The molecular and electronic structure features of silatranes, germatranes, and their carbon analogs

Abstract

Molecular geometries of fifty-six metallatranes N(CH2CH2Y)3M-X and fifty-six carbon analogs HC(CH2CH2Y)3M-X (M = Si, Ge; X = H, Me, OH, F; Y = CH2, O, NH, NMe, NSiMe3, PH, S) were optimized by the DFT method. Correlations between changes in the bond orbital populations, electron density ρ(r), electron density laplacian ∇2ρ(r), ¦λ1¦/λ3 ratio, electronic energy density E(r), bond lengths, and displacement of the central atom from the plane of three equatorial substituents and the nature of substituents X and Y were studied.

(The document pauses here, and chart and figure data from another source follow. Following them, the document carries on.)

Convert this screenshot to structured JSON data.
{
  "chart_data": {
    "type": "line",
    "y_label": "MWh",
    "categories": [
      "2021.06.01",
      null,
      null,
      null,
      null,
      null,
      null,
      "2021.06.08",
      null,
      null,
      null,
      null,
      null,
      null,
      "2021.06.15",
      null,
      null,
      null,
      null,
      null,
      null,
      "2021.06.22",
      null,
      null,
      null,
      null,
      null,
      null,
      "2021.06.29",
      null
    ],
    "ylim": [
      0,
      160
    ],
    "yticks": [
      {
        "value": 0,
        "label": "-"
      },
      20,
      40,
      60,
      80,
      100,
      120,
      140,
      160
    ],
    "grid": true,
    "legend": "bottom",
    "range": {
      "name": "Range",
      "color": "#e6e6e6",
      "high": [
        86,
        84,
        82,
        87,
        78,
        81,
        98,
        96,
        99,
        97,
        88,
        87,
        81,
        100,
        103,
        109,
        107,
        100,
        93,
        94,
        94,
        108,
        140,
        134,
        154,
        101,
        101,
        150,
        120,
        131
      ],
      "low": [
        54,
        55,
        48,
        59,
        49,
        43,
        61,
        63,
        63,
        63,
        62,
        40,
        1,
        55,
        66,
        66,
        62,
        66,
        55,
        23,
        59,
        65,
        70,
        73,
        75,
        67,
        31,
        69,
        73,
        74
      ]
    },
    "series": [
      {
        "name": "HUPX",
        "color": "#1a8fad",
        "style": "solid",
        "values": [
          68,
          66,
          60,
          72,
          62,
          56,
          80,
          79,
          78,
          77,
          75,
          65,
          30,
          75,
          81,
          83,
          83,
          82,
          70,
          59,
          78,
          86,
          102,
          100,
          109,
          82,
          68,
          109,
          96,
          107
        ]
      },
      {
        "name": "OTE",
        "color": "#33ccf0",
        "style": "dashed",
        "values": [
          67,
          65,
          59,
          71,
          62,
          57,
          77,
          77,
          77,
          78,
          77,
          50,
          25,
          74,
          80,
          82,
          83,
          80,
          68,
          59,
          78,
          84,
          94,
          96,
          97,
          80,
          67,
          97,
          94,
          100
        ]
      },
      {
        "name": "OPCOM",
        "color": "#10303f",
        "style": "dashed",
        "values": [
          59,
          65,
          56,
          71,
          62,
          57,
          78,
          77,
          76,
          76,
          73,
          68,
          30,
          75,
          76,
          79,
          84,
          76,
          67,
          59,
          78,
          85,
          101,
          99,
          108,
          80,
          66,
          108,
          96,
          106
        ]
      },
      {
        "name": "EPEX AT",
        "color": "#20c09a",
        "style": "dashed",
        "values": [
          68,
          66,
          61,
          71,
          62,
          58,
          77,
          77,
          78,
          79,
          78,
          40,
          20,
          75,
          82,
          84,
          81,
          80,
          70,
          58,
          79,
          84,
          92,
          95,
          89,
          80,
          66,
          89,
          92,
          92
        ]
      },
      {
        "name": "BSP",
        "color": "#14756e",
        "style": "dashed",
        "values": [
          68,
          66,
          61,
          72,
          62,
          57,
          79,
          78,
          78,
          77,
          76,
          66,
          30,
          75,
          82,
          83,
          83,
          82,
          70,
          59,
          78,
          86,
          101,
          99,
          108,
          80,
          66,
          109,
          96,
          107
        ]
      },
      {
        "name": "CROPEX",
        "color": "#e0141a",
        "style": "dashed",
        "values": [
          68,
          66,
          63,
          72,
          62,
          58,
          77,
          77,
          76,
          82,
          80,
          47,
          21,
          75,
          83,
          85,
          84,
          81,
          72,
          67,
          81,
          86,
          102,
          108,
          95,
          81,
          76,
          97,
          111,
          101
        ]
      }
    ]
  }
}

As the number of electronegative substituents at the central atom increases, the M←N, M-X, and M-Y bond lengths decrease, while the M←N bond strength and the electron density at critical points of the M←N, M-X, and M-Y bonds increase. An increase in electronegativity of a substituent (X or Y) is accompanied by a decrease in the ionicities of the other bonds (M-X, M-Y, and M←N) formed by the central atom (Si, Ge). A new molecular orbital diagram for bond formation is proposed, which takes into account the interaction of all five substituents at the central atom (M = Si, Ge) in atrane molecules.